Findings herein enable reflection on the suitability of the FT Model as an organizing framework for studies that evaluate genetic testing. First, the selected literature identified components of utility that may warrant inclusion in the FT Model, when applied to genetic testing. Additional measures included the impact of genetic testing on the estimated prevalence of disease, time to diagnosis, parent health outcomes, and genetic test utilization in different clinical settings. Additionally, the data extraction process revealed that clarifying the meaning of the term “therapeutic efficacy” may be warranted. While commonly used in epidemiology to describe the ability of a drug or a device to treat a disease, its use in the FT Model refers to a test’s impact on treatment planning. Taking this into consideration, a revised title for this domain (e.g., therapeutic thinking efficacy) may improve the clarity and applicability of the FT Model to the genetic testing context. Moreover, our data suggest that time to diagnosis be added to the diagnostic thinking efficacy domain and that parent or family-related outcomes warrant categorization. Arguably, parent and family-related outcomes sit at the boundary between patient outcome and societal efficacy domains as they represent a step beyond the index patient but a step shy of broad social considerations. Lastly, a permeable boundary between diagnostic accuracy and diagnostic thinking efficacy may be warranted to reflect the relatedness of these levels of utility. Table S4 presents suggested refinements to the FT Model.

This scoping review was limited by its relatively short time horizon (2015–2017), the inclusion of only English language studies, and a search strategy focused on only three domains of test efficacy. Although the catalog of measures produced from this review is not a comprehensive list of all possible outcome measures relevant to each domain of efficacy, the catalog may serve as a resource for the research and decision-making communities interested in advancing work in this area. Additionally, it should be acknowledged that the strategy used to identify articles for exclusion was limited by the EndNote X7-7.1 filters used and/or the reviewer’s interpretation of the information presented in the abstract or full-text article. For example, it is possible that case series that were not described as such in the article were included in the category of observational studies. Limitations notwithstanding, the results provide a rich description of the multi-dimensional nature of clinical utility and the current research activity that reflects its measurement [17].

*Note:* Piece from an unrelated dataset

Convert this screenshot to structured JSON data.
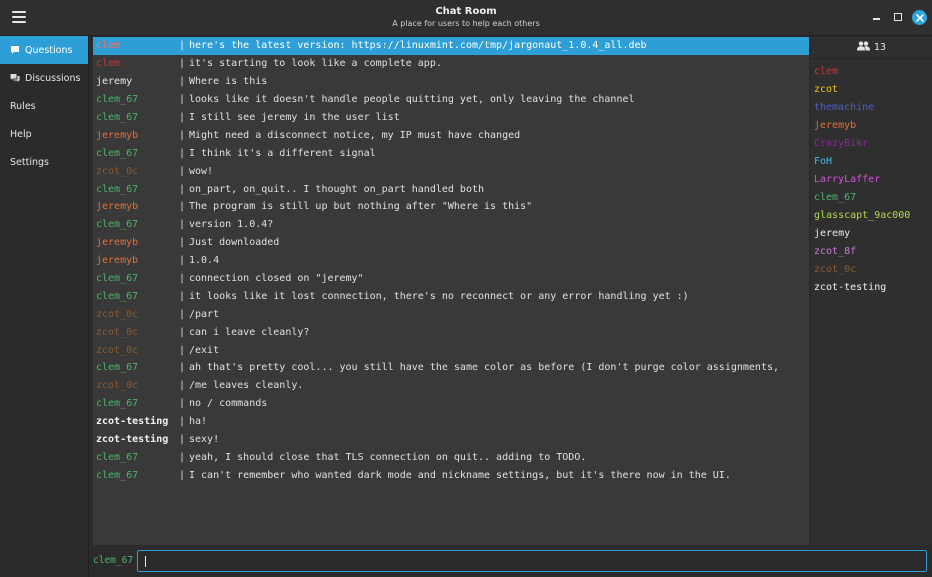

In conclusion, findings herein serve to generate a better understanding of the range of strategies used to capture the concept of clinical utility in genetic medicine. Specifically, this review generated a thematically organized catalog of outcome measures that aim to capture the clinical utility of genetic testing: a catalog that can be used as a resource by researchers, clinicians, and decision makers in the field. Furthermore, having applied the FT Model as an organizational tool, thematic categories of clinical utility were also identified within the FT Model efficacy domains. As such, findings herein contribute to the community’s ongoing thinking about the ways in which the construct of clinical utility can be defined and operationalized. We also offer possible refinements to the FT Model based on our findings. These refinements to the framework and efforts to improve strategies for measuring value in genome medicine warrant further consideration.